The research led by the MRC Mitochondrial Biology Unit and Departments of Clinical Neuroscience and Medical Genetics at the University of Cambridge involved 319 families with suspected mitochondrial disease recruited through the 100,000 Genomes Project.

Mitochondrial disorders affect around 1 in 4,300 people and cause progressive, incurable diseases. Although they are among the most common inherited diseases, they are difficult to diagnose, not least because they can affect many different organs and resemble many other conditions.

About 40 per cent of patients miss out on a diagnosis based on current genetic testing regimes.

The study, published in the BMJ, was the first to examine the effectiveness of whole genome sequencing across a national healthcare system - in this case, the NHS.

The method involves analysing the full DNA code to show all genetic differences, or variants, and is therefore more comprehensive than a targeted next generation sequencing approach.

Some 345 participants, aged from birth to 92, had their whole genome sequenced from a blood test. A definite or probable genetic diagnosis was possible for 98 families (31 per cent). Standard tests, which are typically more invasive, failed to make these diagnoses.

A total of 95 different genes were implicated in the disorders.

Researchers were surprised to find 62.5 per cent of the diagnoses were non-mitochondrial disorders and some had specific treatments. This reflected how many different diseases resemble mitochondrial disorders. These disorders would have been missed through standard tests that seek out specific mitochondrial diseases.

Prof Patrick Chinnery, from the MRC Mitochondrial Biology Unit and the Department of Clinical Neurosciences at the University of Cambridge, said: “We recommend that whole genome sequencing should be offered early and before invasive tests such as a muscle biopsy. All that patients would need to do is have a blood test, meaning that this could be offered across the whole country in an equitable way. People wouldn’t need to travel long distances to multiple appointments, and they would get their diagnosis much faster.”

Dr Katherine Schon, from the MRC Mitochondrial Biology Unit and the Departments of Clinical Neuroscience and Medical Genetics, added: “A definitive genetic diagnosis can really help patients and their families, giving them access to tailored information about prognosis and treatment, genetic counselling and reproductive options including preimplantation genetic diagnosis or prenatal diagnosis.”

Some 37.5 per cent of the diagnoses were in genes known to cause mitochondrial disease, and they were nearly all unique to a particular participant family, which reflected the genetic diversity found in these disorders.

Tissues typically impaired by mitochondrial disorders involve those with high energy demand such as the brain, the peripheral nerves, the eye, the heart and the peripheral muscles.
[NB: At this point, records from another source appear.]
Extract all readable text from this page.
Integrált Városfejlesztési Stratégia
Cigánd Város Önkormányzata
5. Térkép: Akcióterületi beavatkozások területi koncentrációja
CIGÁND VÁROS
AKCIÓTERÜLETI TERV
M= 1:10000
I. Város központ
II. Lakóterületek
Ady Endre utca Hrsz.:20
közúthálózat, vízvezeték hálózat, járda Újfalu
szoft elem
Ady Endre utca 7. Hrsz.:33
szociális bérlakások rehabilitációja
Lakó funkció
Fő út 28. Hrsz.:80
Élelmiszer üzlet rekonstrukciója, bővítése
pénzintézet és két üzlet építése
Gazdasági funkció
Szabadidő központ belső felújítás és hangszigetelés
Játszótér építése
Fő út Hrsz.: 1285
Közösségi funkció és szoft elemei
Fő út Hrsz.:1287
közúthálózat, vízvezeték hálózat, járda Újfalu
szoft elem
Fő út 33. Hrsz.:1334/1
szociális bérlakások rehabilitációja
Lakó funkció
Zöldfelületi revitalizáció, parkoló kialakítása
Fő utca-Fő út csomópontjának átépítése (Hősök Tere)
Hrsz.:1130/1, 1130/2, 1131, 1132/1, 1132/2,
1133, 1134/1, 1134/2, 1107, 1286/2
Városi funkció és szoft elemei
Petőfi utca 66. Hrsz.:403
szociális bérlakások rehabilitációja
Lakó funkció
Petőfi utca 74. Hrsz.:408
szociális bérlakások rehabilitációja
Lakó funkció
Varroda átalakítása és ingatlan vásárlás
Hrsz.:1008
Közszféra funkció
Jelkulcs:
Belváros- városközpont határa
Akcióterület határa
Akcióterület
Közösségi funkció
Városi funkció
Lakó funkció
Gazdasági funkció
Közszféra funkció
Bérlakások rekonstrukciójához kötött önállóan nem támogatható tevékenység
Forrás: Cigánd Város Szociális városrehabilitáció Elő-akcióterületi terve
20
The study provides a valuable new resource for the discovery of future mitochondrial disease genes.

As a result of the study, the team identified potentially treatable disorders in six participants with a mitochondrial disorder and nine with a non-mitochondrial disorder, although the impact of the treatments has yet to be determined.

Prof Chinnery said: “Diagnostic services are fragmented and unevenly distributed across the UK, and that creates major challenges for people with rare diseases and their families. By delivering a national programme based on this genome-wide approach, you can offer the same level of service to everyone."

Dr Schon said: “If we can create a national platform of families with rare diseases, we can give them the opportunity to engage in clinical trials so we can get definitive evidence that new treatments work.”

Last week, the Cambridge Independent reported how a pilot study involving 36 children treated for cancer at Cambridge University Hospitals NHS Foundation Trust demonstrated whole genome sequencing could improve the accuracy of diagnoses and lead to new treatment options. It too was part of the 100,000 Genomes Project, which is designed to help create a new genomic medicine service for the NHS.